Project on Managing the Atom Seminar Series; co-sponsored by the Korea Institute
Stephen Herzog, Stanton Nuclear Security Predoctoral Fellow with the Project on Managing the Atom and International Security Program, Harvard Kennedy School
Stephen Herzog is a Ph.D. candidate in Political Science at Yale University and a Stanton Nuclear Security Predoctoral Fellow with the International Security Program/Project on Managing the Atom. He focuses on nuclear arms control, deterrence, and proliferation. His research draws on archival methods, elite interviewing, and survey experiments. Stephen also holds fellowships with the Yale Project on Japan's Politics and Diplomacy and the Pacific Forum of the Center for Strategic and International Studies (CSIS).
Prior to Yale, Stephen worked on arms control and nonproliferation issues at the U.S. Department of Energy’s National Nuclear Security Administration (DOE/NNSA) and the Federation of American Scientists (FAS). His responsibilities at the former dealt with Comprehensive Nuclear-Test-Ban Treaty (CTBT) verification, dual-use chemical and biological weapons export controls, and pre-detonation nuclear forensics. He has led U.S. technical delegations across the Caucasus, Central Asia, Europe, the Middle East, South Asia, and Southeast Asia.
Stephen holds an M.A. and M.Phil. in Political Science from Yale, an M.A. in Security Studies from Georgetown University, and a B.A. in International Relations from Knox College. He has extensive international experience spanning over 90 countries. His writing has been published in outlets such as Arms Control Today, The National Interest, The Nonproliferation Review, and War on the Rocks.
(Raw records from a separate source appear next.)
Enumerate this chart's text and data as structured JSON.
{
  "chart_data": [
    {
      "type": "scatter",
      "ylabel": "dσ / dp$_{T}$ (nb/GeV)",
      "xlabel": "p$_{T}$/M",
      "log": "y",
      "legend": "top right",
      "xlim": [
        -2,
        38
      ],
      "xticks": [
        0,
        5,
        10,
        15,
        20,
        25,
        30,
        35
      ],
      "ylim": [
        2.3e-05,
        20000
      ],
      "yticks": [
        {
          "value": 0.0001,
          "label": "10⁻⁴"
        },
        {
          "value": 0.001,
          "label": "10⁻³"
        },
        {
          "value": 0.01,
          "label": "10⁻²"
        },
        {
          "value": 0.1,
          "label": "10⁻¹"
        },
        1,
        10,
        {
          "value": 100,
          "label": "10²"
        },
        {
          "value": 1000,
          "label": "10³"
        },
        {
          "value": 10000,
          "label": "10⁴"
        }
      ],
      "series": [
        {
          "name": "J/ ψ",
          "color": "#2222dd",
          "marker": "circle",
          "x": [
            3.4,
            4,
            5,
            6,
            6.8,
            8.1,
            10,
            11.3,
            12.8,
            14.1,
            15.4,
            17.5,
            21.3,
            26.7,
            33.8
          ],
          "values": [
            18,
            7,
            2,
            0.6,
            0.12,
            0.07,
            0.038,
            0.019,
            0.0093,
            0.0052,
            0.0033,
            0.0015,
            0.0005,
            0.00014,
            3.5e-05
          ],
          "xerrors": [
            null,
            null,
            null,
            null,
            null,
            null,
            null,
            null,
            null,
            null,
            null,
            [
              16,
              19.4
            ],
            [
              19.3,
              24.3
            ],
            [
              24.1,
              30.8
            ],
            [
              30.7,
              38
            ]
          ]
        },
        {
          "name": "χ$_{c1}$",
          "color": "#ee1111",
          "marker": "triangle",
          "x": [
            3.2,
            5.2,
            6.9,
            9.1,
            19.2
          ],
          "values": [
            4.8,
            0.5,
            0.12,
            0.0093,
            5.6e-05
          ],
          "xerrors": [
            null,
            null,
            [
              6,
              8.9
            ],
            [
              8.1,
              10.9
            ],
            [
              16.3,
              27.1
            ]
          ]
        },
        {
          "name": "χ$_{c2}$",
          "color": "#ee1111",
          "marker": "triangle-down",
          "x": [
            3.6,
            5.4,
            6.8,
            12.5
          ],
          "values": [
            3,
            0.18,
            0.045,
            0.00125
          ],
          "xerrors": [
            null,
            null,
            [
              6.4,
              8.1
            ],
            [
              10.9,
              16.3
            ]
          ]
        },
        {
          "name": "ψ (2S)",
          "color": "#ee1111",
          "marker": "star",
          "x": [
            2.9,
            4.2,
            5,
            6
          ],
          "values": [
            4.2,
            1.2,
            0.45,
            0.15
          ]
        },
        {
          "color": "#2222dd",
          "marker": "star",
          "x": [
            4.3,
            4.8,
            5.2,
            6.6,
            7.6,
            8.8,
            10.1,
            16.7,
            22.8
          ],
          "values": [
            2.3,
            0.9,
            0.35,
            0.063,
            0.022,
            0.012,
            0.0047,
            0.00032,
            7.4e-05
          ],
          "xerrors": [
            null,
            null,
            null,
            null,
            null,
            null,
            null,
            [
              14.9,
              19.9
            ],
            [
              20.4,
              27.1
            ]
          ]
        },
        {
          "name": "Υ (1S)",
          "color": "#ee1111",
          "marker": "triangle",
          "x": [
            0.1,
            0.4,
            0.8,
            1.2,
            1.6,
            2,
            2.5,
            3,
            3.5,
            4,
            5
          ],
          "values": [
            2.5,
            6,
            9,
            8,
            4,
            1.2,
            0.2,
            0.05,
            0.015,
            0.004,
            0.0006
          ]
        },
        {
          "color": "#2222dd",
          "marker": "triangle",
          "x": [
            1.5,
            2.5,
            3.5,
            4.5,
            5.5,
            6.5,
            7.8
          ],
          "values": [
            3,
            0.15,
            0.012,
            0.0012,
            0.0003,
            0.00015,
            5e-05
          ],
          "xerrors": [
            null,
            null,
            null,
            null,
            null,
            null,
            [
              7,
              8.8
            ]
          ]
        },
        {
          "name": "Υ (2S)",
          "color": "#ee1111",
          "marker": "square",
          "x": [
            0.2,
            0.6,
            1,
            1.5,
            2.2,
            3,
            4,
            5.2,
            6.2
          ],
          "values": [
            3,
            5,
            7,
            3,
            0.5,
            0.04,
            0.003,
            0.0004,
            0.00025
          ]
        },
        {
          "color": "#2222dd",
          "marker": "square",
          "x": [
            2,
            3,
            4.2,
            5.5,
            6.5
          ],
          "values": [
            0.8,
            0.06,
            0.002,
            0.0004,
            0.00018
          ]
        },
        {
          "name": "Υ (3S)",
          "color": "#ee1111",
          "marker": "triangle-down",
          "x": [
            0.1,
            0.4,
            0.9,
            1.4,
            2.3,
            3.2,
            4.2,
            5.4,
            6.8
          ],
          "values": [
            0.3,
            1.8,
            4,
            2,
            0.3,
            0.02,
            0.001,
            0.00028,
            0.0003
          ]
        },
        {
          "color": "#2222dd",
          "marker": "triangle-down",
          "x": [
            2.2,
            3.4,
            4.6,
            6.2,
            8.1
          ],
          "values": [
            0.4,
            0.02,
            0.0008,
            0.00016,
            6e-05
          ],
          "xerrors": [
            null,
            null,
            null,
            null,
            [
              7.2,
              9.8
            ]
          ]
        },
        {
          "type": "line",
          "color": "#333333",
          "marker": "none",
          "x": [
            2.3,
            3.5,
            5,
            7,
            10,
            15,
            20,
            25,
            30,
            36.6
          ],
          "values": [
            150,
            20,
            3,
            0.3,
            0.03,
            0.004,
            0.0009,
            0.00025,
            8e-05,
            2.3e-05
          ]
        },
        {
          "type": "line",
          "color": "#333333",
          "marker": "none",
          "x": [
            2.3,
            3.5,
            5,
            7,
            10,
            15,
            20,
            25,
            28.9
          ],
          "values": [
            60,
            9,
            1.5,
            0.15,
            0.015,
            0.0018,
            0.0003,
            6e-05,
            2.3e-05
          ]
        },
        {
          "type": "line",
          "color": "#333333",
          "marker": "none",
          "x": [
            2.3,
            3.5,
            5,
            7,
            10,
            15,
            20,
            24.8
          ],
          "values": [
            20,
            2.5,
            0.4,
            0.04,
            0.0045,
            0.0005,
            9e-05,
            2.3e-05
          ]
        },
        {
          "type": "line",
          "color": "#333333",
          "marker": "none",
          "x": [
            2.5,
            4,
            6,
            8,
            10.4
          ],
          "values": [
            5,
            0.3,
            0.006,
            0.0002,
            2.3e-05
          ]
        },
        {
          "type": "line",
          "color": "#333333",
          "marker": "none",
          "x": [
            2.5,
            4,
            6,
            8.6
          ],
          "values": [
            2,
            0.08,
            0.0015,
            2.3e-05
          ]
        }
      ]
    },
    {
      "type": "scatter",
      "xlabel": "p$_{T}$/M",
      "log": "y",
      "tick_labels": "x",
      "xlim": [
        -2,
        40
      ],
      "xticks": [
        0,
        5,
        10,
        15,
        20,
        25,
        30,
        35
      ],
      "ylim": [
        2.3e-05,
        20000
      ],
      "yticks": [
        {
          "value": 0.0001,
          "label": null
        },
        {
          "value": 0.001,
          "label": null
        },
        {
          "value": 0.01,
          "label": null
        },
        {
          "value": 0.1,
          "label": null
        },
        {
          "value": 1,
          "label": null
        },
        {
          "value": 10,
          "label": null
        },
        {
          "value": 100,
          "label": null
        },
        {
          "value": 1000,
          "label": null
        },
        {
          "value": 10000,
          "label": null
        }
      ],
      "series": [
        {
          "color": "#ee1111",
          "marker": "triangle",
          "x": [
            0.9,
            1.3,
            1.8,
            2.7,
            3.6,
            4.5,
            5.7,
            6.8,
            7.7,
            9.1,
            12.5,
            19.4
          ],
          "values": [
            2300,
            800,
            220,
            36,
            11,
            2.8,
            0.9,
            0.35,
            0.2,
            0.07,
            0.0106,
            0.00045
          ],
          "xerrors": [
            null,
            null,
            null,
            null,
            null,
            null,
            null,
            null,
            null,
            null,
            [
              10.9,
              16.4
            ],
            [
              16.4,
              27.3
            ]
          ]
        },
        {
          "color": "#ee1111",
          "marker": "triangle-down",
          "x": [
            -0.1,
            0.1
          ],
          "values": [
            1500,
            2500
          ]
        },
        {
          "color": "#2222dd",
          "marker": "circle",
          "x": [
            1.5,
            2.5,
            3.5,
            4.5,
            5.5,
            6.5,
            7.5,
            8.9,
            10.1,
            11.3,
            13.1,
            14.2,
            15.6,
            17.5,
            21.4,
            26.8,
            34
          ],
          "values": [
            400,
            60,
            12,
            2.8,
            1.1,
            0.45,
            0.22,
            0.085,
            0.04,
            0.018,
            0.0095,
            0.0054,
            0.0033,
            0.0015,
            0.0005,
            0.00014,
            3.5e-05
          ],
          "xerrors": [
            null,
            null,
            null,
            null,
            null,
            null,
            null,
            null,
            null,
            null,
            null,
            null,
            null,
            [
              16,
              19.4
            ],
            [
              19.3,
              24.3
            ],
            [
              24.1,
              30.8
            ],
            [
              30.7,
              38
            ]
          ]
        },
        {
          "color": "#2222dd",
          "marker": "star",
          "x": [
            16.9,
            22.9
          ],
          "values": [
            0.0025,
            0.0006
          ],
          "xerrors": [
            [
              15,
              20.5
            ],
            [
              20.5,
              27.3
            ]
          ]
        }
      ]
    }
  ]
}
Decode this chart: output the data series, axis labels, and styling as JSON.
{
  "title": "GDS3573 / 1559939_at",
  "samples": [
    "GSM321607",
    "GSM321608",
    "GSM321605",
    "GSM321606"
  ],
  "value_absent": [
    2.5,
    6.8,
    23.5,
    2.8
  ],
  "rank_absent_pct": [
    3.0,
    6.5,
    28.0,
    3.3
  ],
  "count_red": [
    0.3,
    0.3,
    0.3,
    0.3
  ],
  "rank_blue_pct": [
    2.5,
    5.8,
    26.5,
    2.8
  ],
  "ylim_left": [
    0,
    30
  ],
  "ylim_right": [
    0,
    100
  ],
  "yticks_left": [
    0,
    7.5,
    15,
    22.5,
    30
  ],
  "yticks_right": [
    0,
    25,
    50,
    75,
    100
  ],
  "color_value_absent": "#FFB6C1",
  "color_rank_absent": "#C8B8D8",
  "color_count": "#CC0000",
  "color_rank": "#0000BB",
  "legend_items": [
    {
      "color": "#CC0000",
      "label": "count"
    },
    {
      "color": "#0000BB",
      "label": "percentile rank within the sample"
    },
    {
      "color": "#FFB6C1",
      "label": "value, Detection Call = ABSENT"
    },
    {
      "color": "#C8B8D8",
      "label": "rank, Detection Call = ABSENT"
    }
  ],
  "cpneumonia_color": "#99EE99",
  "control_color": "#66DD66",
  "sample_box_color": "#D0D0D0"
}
As U.S.-North Korean tensions drive nuclear dangers to crisis levels, how robust is public support for the U.S. nuclear umbrella? Experts often forget that extended deterrence is an elite-driven phenomenon. Polls indicate many populations protected by the umbrella either oppose nuclear weapons or desire their own arsenals. In the age of "America first," polls also suggest that the U.S. public is skeptical of taking on risks to defend Washington's closest partners. Perception gaps among the U.S. and allied populations about the desirability of retaliatory actions could complicate government coordination in a nuclear crisis.
To evaluate public support for the nuclear umbrella, Herzog—along with study co-authors David M. Allison of Yale University and Jiyoung Ko of Bates College—developed a crisis simulation survey experiment discussing hypothetical North Korean attacks on U.S. allies. Nationally representative samples (n=6,623) of the Japanese, South Korean, and U.S. populations participated in the exercise. At this seminar, Herzog will discuss the survey results and relevant lessons for alliance politics and extended deterrence.